My first thought is, ignore all advice from people who haven’t actually used these new cameras – gee, including me.
OK, but you’re still here – so can I actually say anything useful? Maybe.
As an example, lets think about the EOS R, an apparently fatally flawed new camera – because of no IBIS, only one card slot, only 30 mp, from an old sensor, and that crop factor of 1.7 for video, well, really!
Except, lets put things in perspective. As I have no idea what’s important to you, I can only use myself as an example.
Some 90 percent of my work is done on tripod – IS, whether in body or in lens is irrelevant most of the time. The rest of my photography is almost all people pictures – and guess what I’ve discovered over the years. The limit to low shutter speed isn’t my hand holding ability it’s the fact that people especially kids move around, a lot. Last night shooting at my railway meeting, I used 1/100 second with a 35 mm. equivalent lens of 90 mm. – so one over the reciprocal. Now, I’m soon to be 69 and probably the in body IS of my Olympus did in fact help a bit, but it was hardly a deal breaker. So the lack of in body IS on the EOS R wouldn’t be that big a deal – nice yes, essential probably not.
That video crop factor – but I don’t shoot video – why should I care?
One card slot – well I don’t shoot weddings, and rarely shoot in situations that are entirely irreplaceable.
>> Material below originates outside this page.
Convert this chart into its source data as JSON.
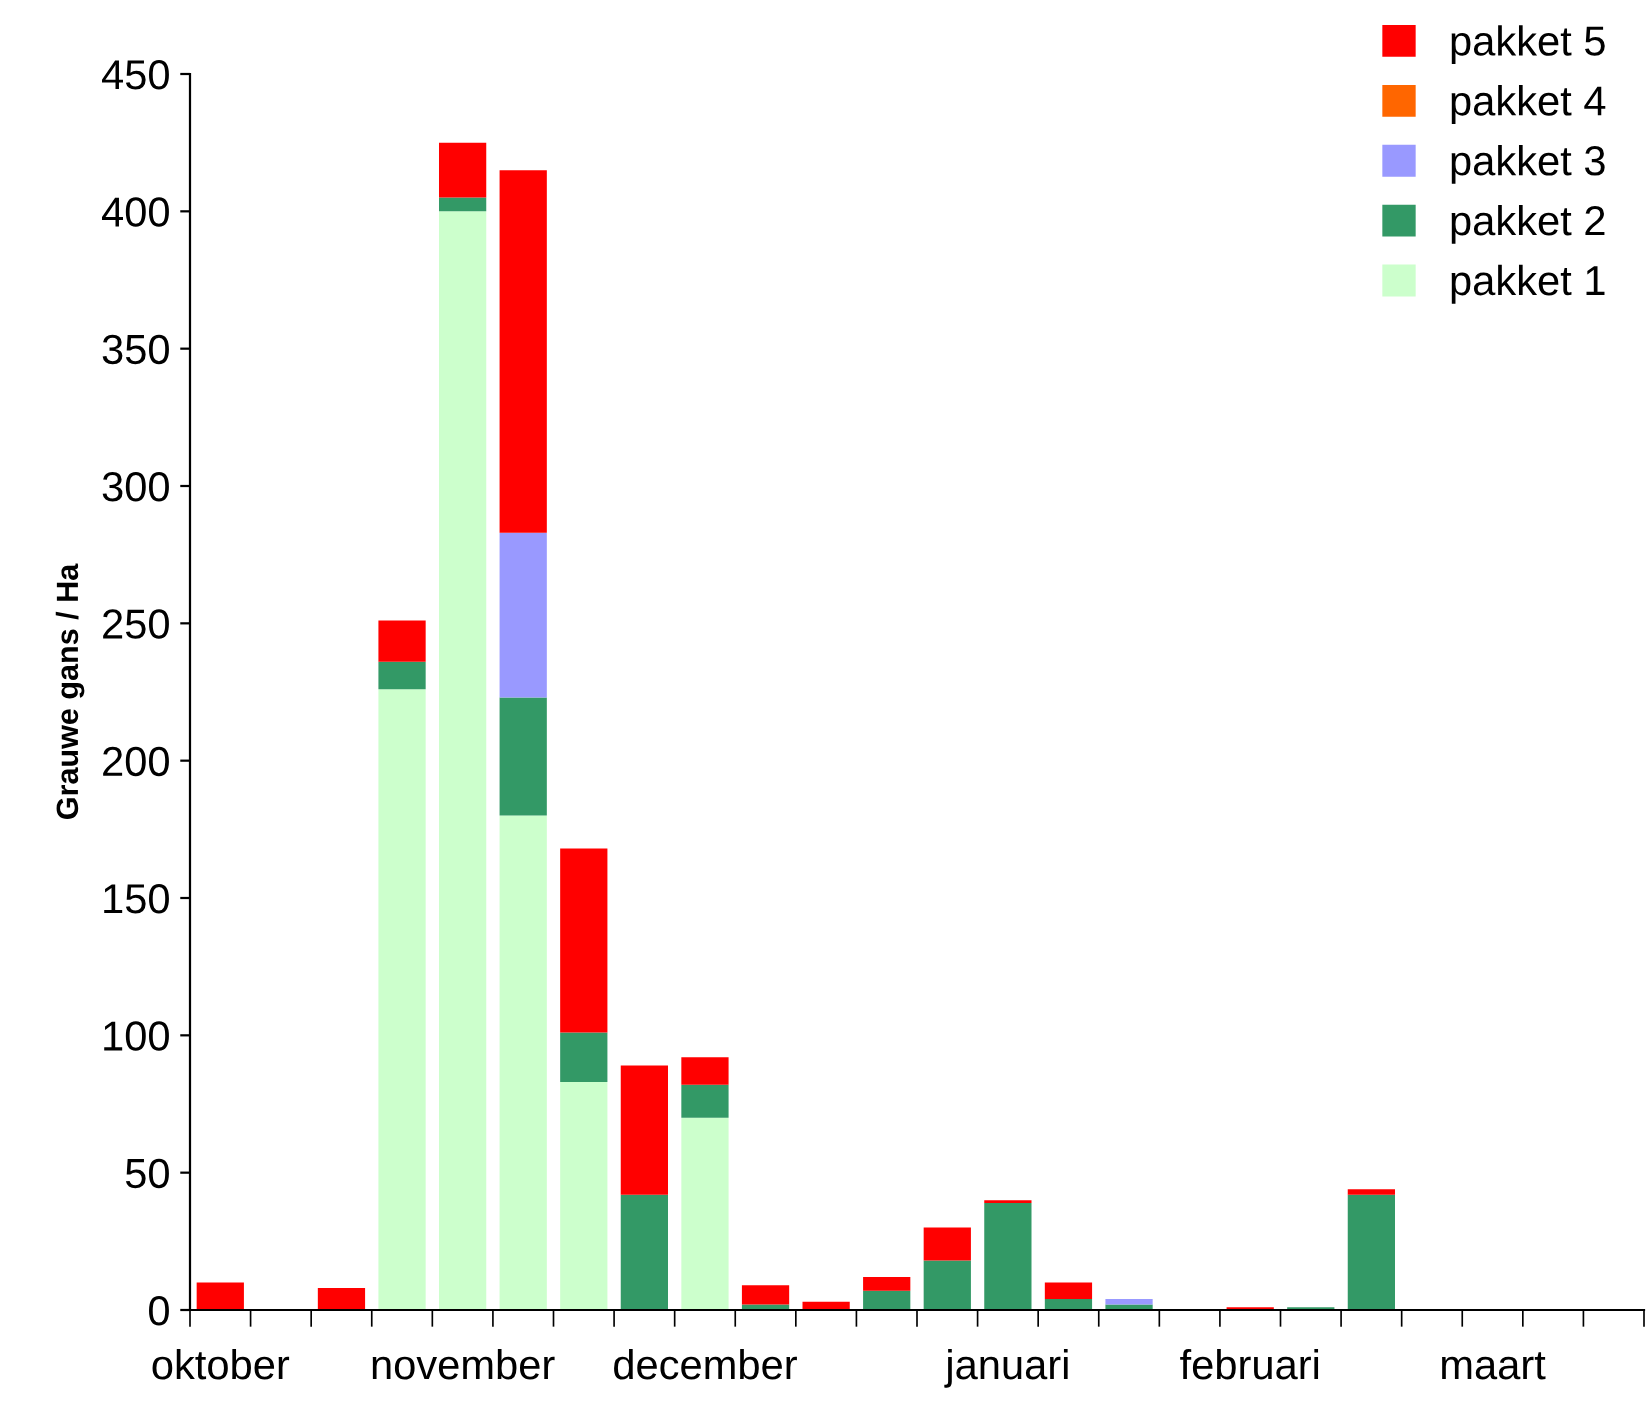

Combine that with the last card failure was about 2006 and even then I was able to rescue 95% of the images on it, not a huge issue. I worry more about dropping an SD card to where I can’t retrieve it – in a stream or down a cliff – but with the size of them these days, I only change cards at home – so again not a problem- though I’d still prefer a larger card – say the XQD of the new Nikons.
That 30 mp sensor – it should be plenty for me, but truth is, I am a pixel peeper, and having come from higher res (Pentax 645Z, Fuji 50S, Olympus Hi-Res Mode), I don’t think I’d ever be happy – so for me this probably should be a deal breaker. But for many people, and in fact probably most sensible people, 30 MP is plenty – capable of producing lovely 30 inch prints. But I do occasionally sell 60 inch prints.
There has never been a perfect camera – and there never will. For one thing, manufacturers don’t want to make a perfect camera – the’d kill off sales of newer models, possibly for years. Sony has been delaying new models waiting to see what the competition brought out – and now, finding that they are not a great threat, may well delay further.
Canon has known for years that a fully rotating LCD screen is very handy, but delayed putting it in their top models, because they didn’t have to = people were buying the cameras anyway, and their main competition, Nikon, didn’t have one either.
Besides, lets face it, we like buying new cameras.